A second-order asymptotic-preserving and positivity-preserving exponential Runge-Kutta method for a class of stiff kinetic equations
This work provides a robust numerical method for simulating kinetic equations across multiple regimes, benefiting computational physicists and engineers modeling rarefied gas dynamics.
The authors developed a second-order time discretization method for stiff kinetic equations that is both asymptotic-preserving (captures the Euler limit without resolving small Knudsen numbers) and positivity-preserving (maintains non-negativity of the solution).
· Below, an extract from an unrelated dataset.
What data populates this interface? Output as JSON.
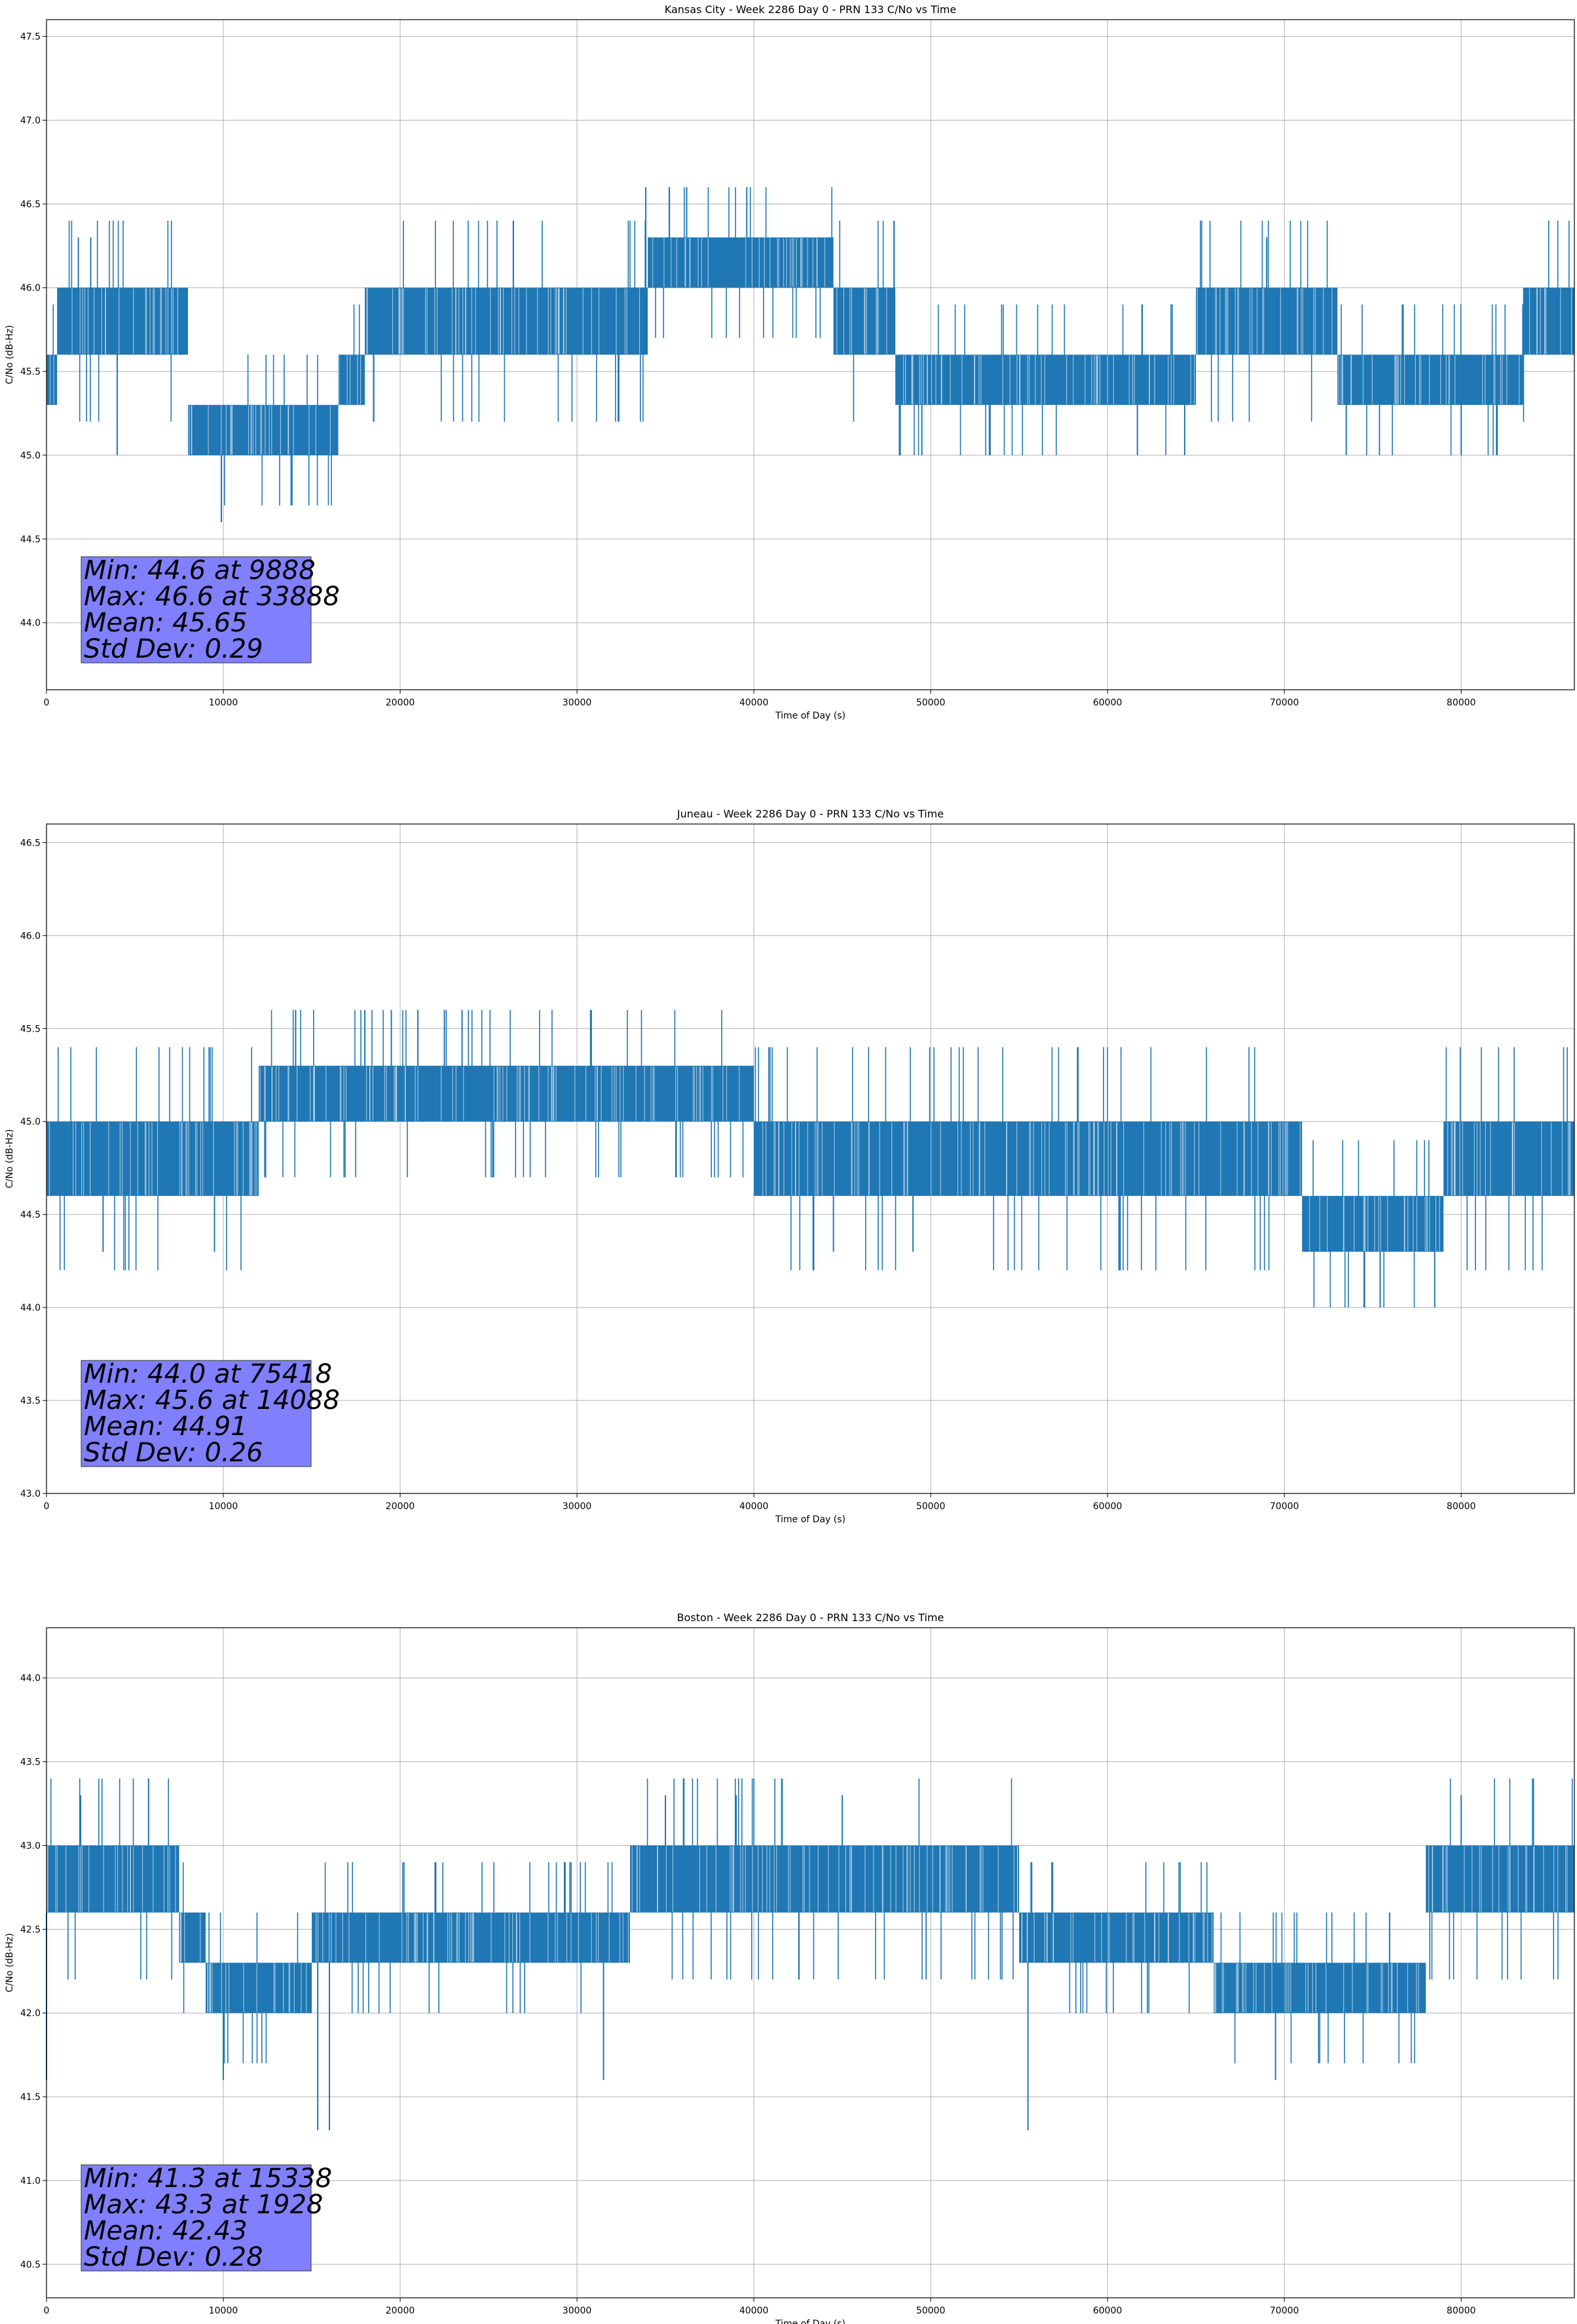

The method applies to BGK, Fokker-Planck, and Boltzmann equations, and numerical tests confirm its theoretical properties.
We introduce a second-order time discretization method for stiff kinetic equations. The method is asymptotic-preserving (AP) -- can capture the Euler limit without numerically resolving the small Knudsen number; and positivity-preserving -- can preserve the non-negativity of the solution which is a probability density function for arbitrary Knudsen numbers. The method is based on a new formulation of the exponential Runge-Kutta method and can be applied to a large class of stiff kinetic equations including the BGK equation (relaxation type), the Fokker-Planck equation (diffusion type), and even the full Boltzmann equation (nonlinear integral type). Furthermore, we show that when coupled with suitable spatial discretizations the fully discrete scheme satisfies an entropy-decay property. Various numerical results are provided to demonstrate the theoretical properties of the method.